Synthesis of Ferrocene Based Naphthoquinones and its Application as Novel Non-enzymatic Hydrogen Peroxide


ERTAS N. A., KAVAK E., Salman F., KAZıCı H., Kivrak H., Kıvrak A.

ELECTROANALYSIS, cilt.32, sa.6, ss.1178-1185, 2020 (SCI-Expanded) identifier identifier

  • Yayın Türü: Makale / Tam Makale
  • Cilt numarası: 32 Sayı: 6
  • Basım Tarihi: 2020
  • Doi Numarası: 10.1002/elan.201900715
  • Dergi Adı: ELECTROANALYSIS
  • Derginin Tarandığı İndeksler: Science Citation Index Expanded (SCI-EXPANDED), Scopus, Academic Search Premier, Aerospace Database, Applied Science & Technology Source, BIOSIS, Chimica, Communication Abstracts, Metadex, Civil Engineering Abstracts
  • Sayfa Sayıları: ss.1178-1185
  • Anahtar Kelimeler: ferrocene, naphthaquinone, sensor, hydrogen peroxide, nonenzymatic, METAL-ORGANIC FRAMEWORK, GRAPHENE OXIDE, ELECTROCHEMICAL DETECTION, SUBSEQUENT DECORATION, CARBON ELECTRODE, AG NANOPARTICLES, SOLAR-CELLS, H2O2, SENSOR, FILM
  • Van Yüzüncü Yıl Üniversitesi Adresli: Evet

Özet

At present, a highly sensitive hydrogen peroxide (H2O2) sensor is fabricated by ferrocene based naphthaquinone derivatives as 2,3-Diferrocenyl-1,4-naphthoquinone and 2-bromo-3-ferrocenyl-1,4-naphthoquinone.

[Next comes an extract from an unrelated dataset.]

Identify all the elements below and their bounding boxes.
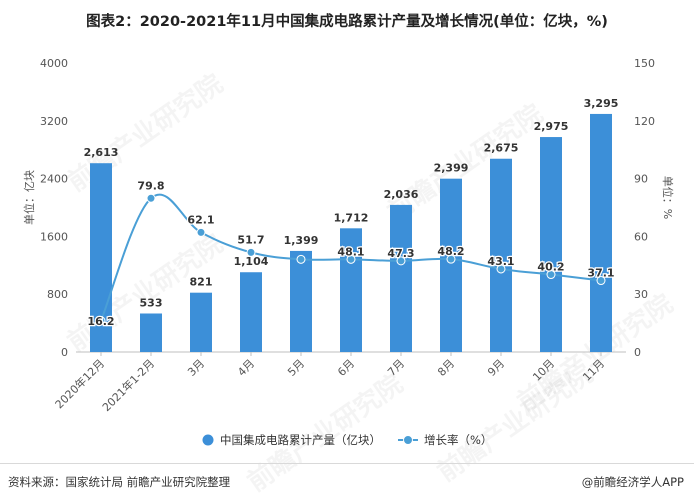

These ferrocene based naphthaquinone derivatives are characterized by H-NMR and C-NMR. The electrochemical properties of these ferrocene based naphthaquinone are investigated by cyclic voltammetry (CV), differential pulse voltammetry (DPV) and electrochemical impedance spectroscopy (EIS) on modified glassy carbon electrode (GCE). The modified electrode with ferrocene based naphthaquinone derivatives exhibits an improved voltammetric response to the H2O2 redox reaction. 2-bromo-3-ferrocenyl-1,4-naphthoquinone show excellent non-enzymatic sensing ability towards H2O2 response with a detection limitation of 2.7 mu mol/L a wide detection range from 10 mu M to 400 mu M in H2O2 detection. The sensor also exhibits short response time (1 s) and good sensitivity of 71.4 mu A mM(-1) cm(-2) and stability. Furthermore, the DPV method exhibited very high sensitivity (18999 mu A mM(-1) cm(-2)) and low detection limit (0.66 mu M) compared to the CA method. Ferrocene based naphthaquinone derivative based sensors have a lower cost and high stability. Thus, this novel non-enzyme sensor has potential application in H2O2 detection.